Subaru of America is a "wholly-owned subsidiary of Fuji Heavy Industries Ltd." of Japan. They are headquartered in Cherry Hill, NJ. The American subsidiary markets and distributes all-wheel drive Subaru vehicles, parts and accessories.
The Subaru plant in Lafayette, Indiana (SIA) is a zero-landfill waste facility. Zero. Yes, I said Zero. The trash that you put in your garbage this morning after breakfast is more than they send to a landfill in a year. Nothing from this manufacturing facility goes into a landfill. If they cannot recycle it, they reuse- again and again. Watch the video- it's incredible. You see them discussing what to do with their kitchen grease and shredding tires for the "flooring" of playgrounds. Every year, SIA recycles 99.3% of excess or leftover steel, plastic, wood, paper, glass and other materials. What's left is shipped to Indianapolis and incinerated to help generate steam. In 2006, SIA recycled:
- 11,411 tons of scrap metal (13,142 tons in 2007)
- 1537 tons of cardboard and paper
- 963 tons of wood
In the video they mention that by being smarter about they way they cut and use steel, they have reduced the number of steel coils they purchases by 425 coils. Of course, steel producers consume a lot of energy (while emitting harmful CO2). They calculate that by reducing their steel consumption, they saved enough energy to power 2233 homes! In the video, they also talk about packaging and ways that they can reduce or reuse it (styrofoam and plastic packaging is one of my biggest pet-peeves). They have organized a system that allows them to separate and organize all the styrofoam pieces in bins to then be returned to Japan to be used over and over again. Pretty smart, huh?
Now, if a $1.2 billion dollar facility that will produce roughly 165,000 cars this year, with over 2700 employees can achieve these amazing goals. We can send our cans, paper, glass and plastic to the curb to recycle, can't we?
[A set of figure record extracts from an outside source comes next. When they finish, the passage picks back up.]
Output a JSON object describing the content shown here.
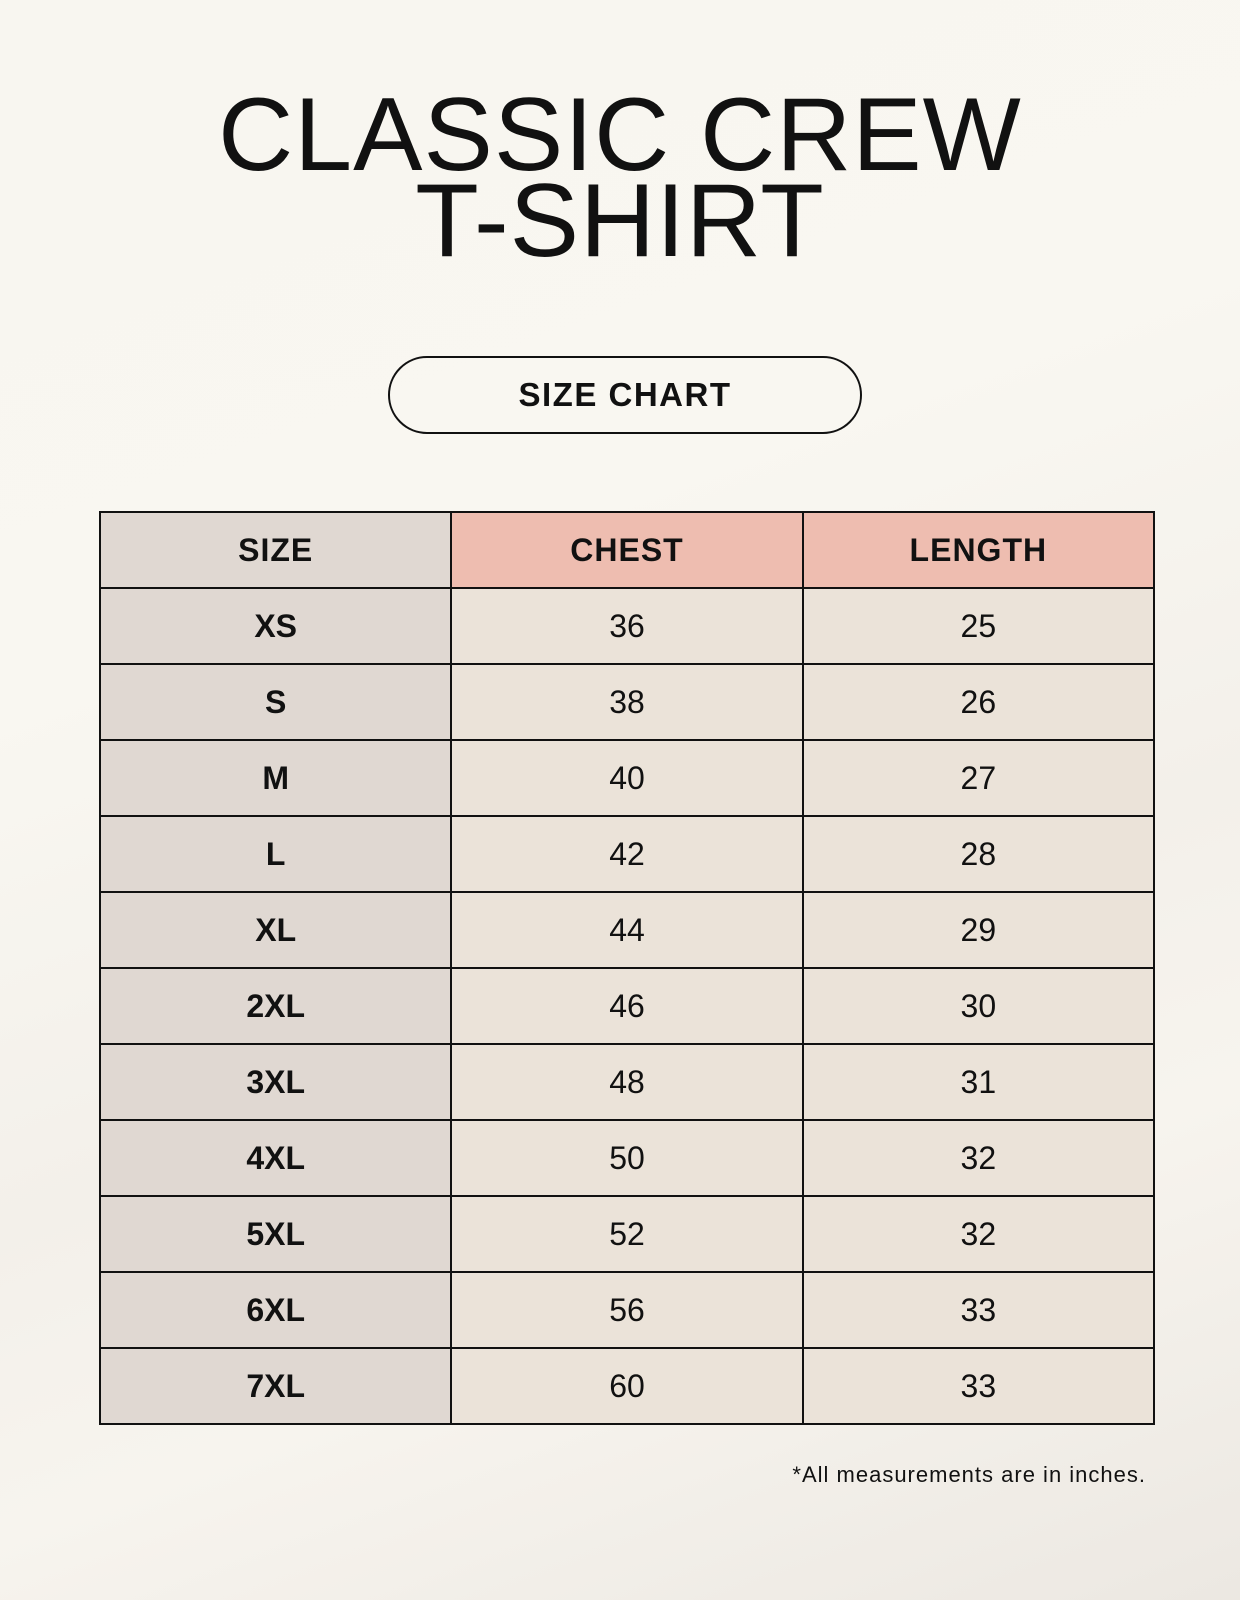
{
  "title": {
    "line1": "CLASSIC CREW",
    "line2": "T-SHIRT"
  },
  "badge": "SIZE CHART",
  "table": {
    "headers": [
      "SIZE",
      "CHEST",
      "LENGTH"
    ],
    "rows": [
      [
        "XS",
        "36",
        "25"
      ],
      [
        "S",
        "38",
        "26"
      ],
      [
        "M",
        "40",
        "27"
      ],
      [
        "L",
        "42",
        "28"
      ],
      [
        "XL",
        "44",
        "29"
      ],
      [
        "2XL",
        "46",
        "30"
      ],
      [
        "3XL",
        "48",
        "31"
      ],
      [
        "4XL",
        "50",
        "32"
      ],
      [
        "5XL",
        "52",
        "32"
      ],
      [
        "6XL",
        "56",
        "33"
      ],
      [
        "7XL",
        "60",
        "33"
      ]
    ]
  },
  "footnote": "*All measurements are in inches.",
  "colors": {
    "header_accent": "#eebdb0",
    "size_column": "#e0d8d2",
    "value_cells": "#ebe3d9"
  }
}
Another note, since 2003, Subaru has been producing Partial Zero Emissions Vehicles (PZEV) which meets California's Super-Ultra-Low-Emission vehicle exhaust standard. "Gasoline vehicles meeting these standards can have even lower emissions than hybrid or alternative fuel vehicles." Subaru cars are also U.S Environmental Protection Agency (EPA) certified SmartWay Vehicles and are honored in the EPA's Green Vehicle Guide located at www.epa.gov/greenvehicles/Index.do"
And, they also ran a "Share the Love" campaign from November 24th to January 2nd that allowed consumers to donate $250 of their car purchase to one of 5 charities. They handed over checks that totaled $4.6 million dollars to these 5 charities that included: the National Wildlife Federation, Meals on Wheels Association of America, Boys and Girls Scouts of America, Habitat for Humanity and the American Society for Prevention of Cruelty to Animals.
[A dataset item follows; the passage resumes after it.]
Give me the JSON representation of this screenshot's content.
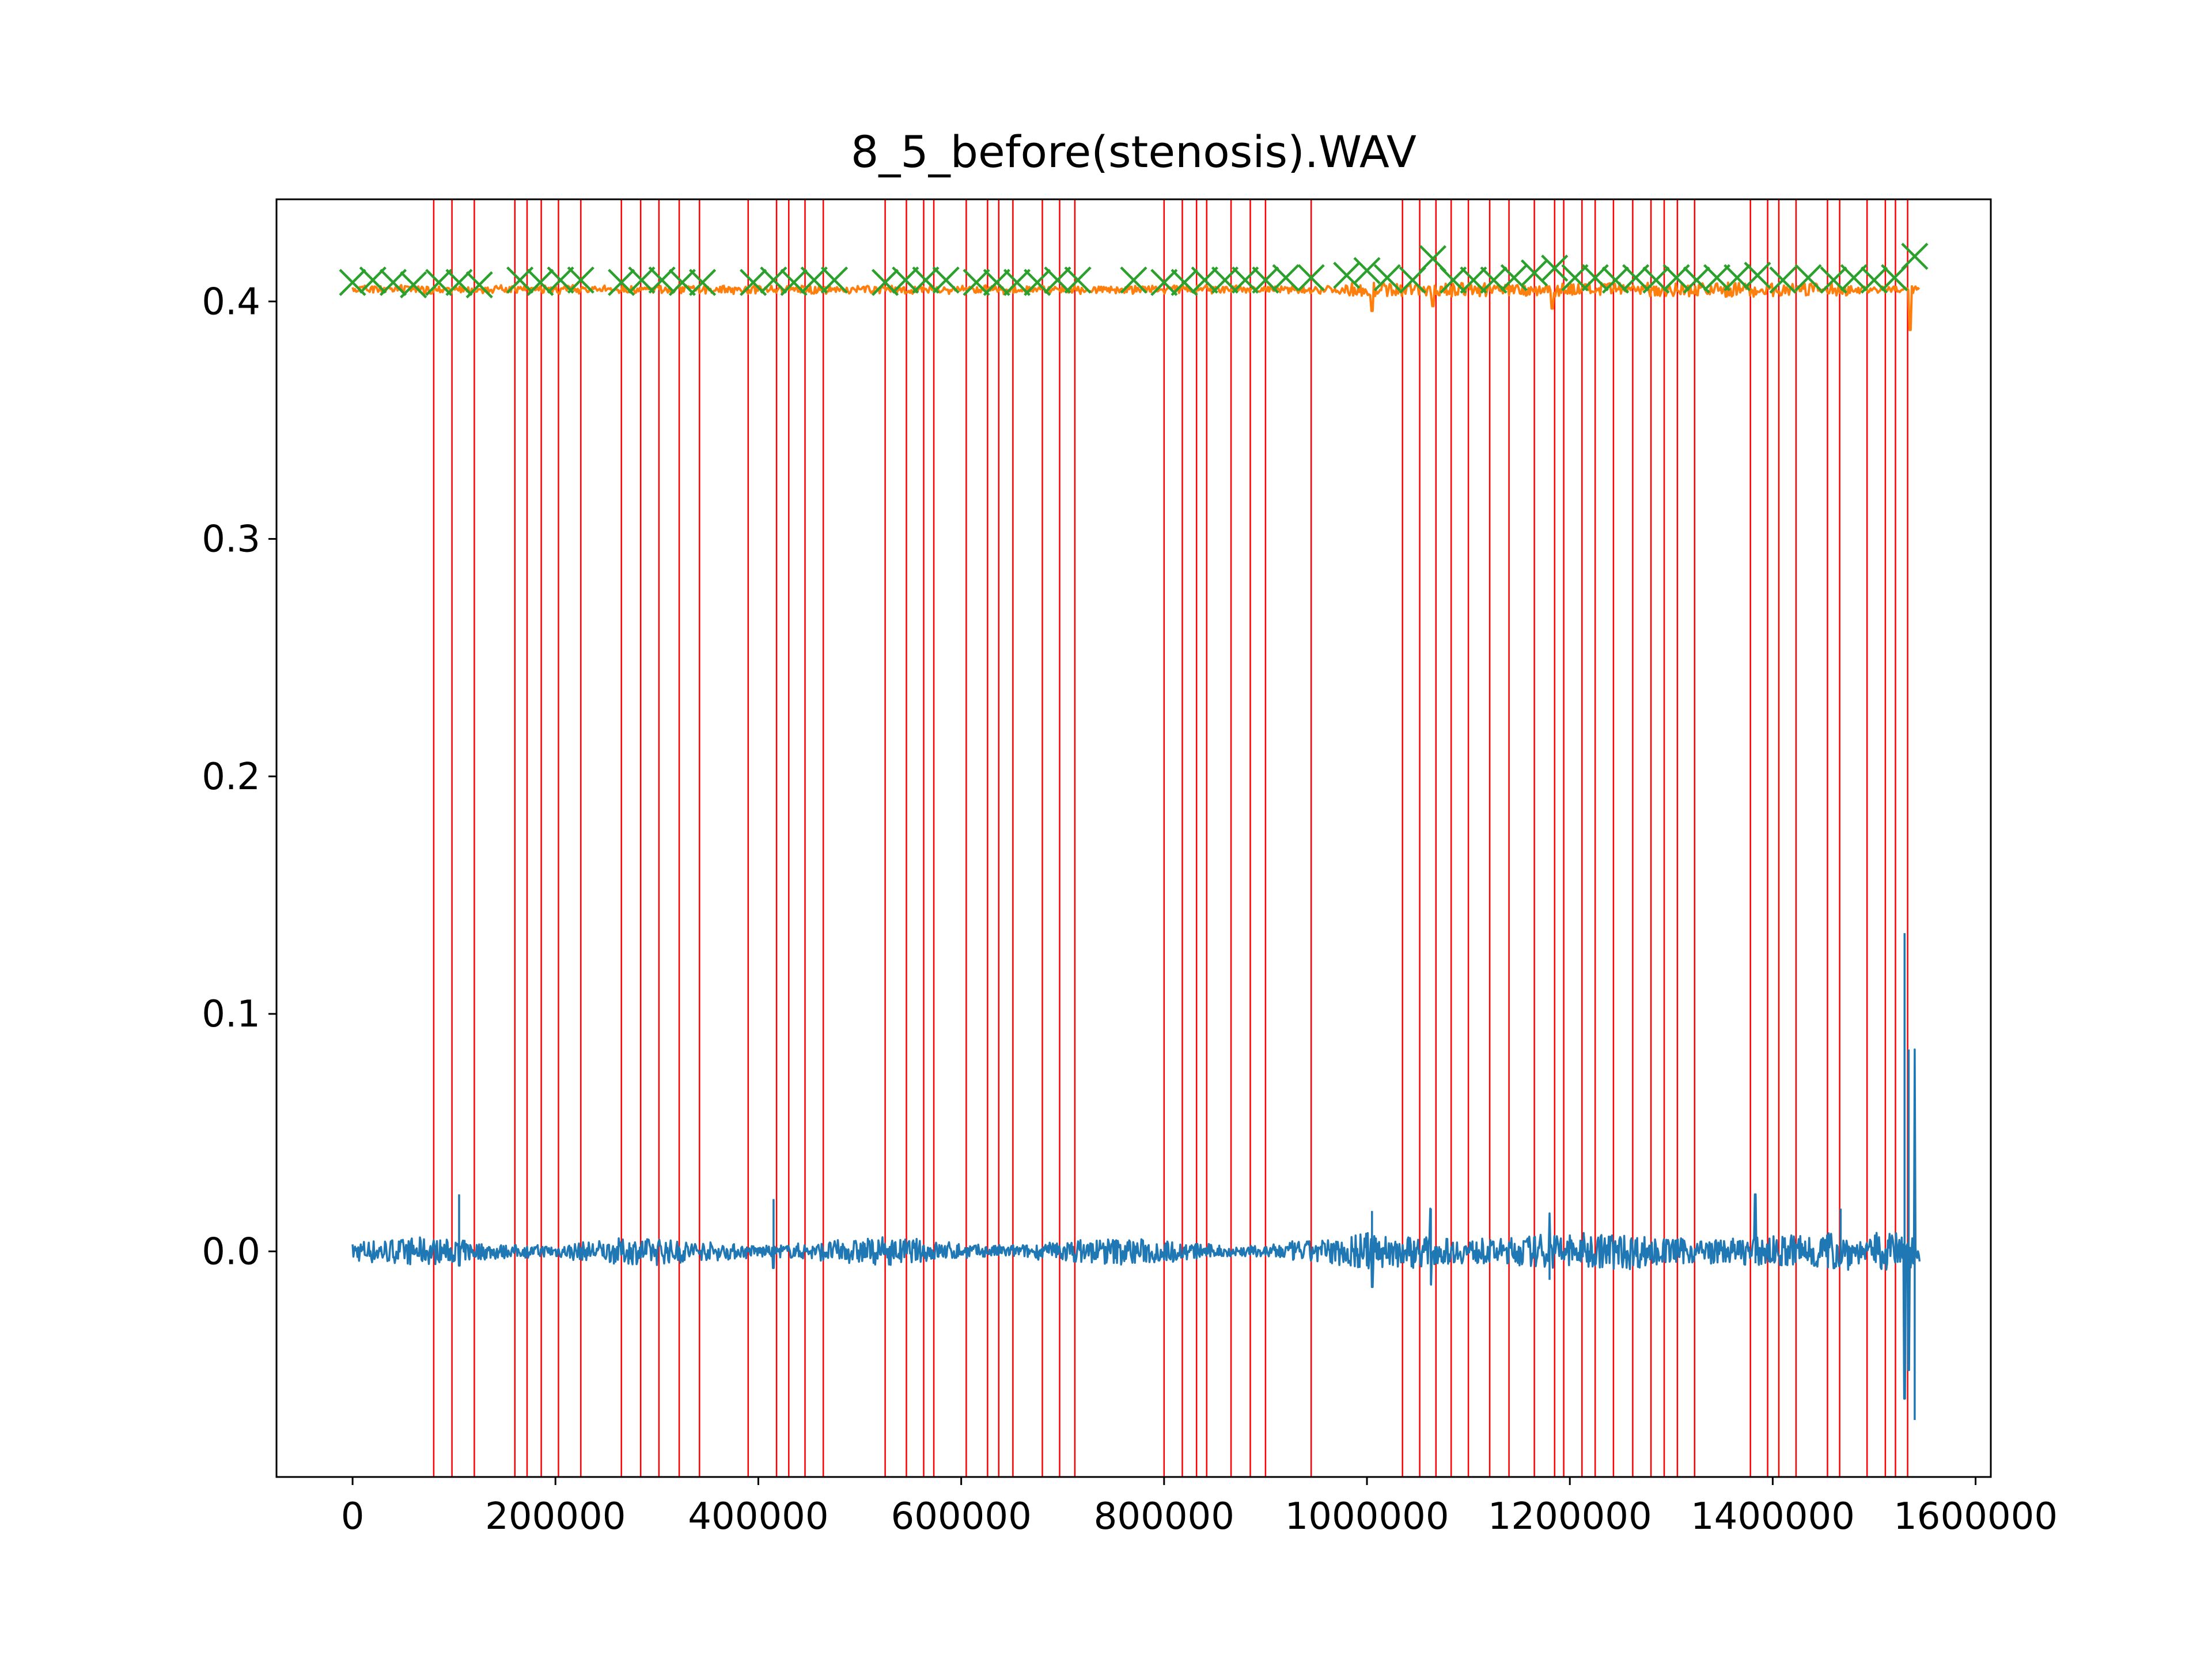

Yes, we just bought a Subaru Outback (in Jan 09) and chose the National Wildlife Federation. I must admit I made fun of my husband's choice at first since I know he has a secret desire to live in Vermont to hike in the summer and ski all day in the winter (Subaru is the car of Vermont). An outdoor Vermont life is certainly not a bad life of course (and maybe he'll fulfill that dream one day) but the more I learned about Subaru, the more I loved what they stand for and what they've accomplished. In America, we have so many choices when we purchase something, it feels so good to know that one's money is supporting an excellent company.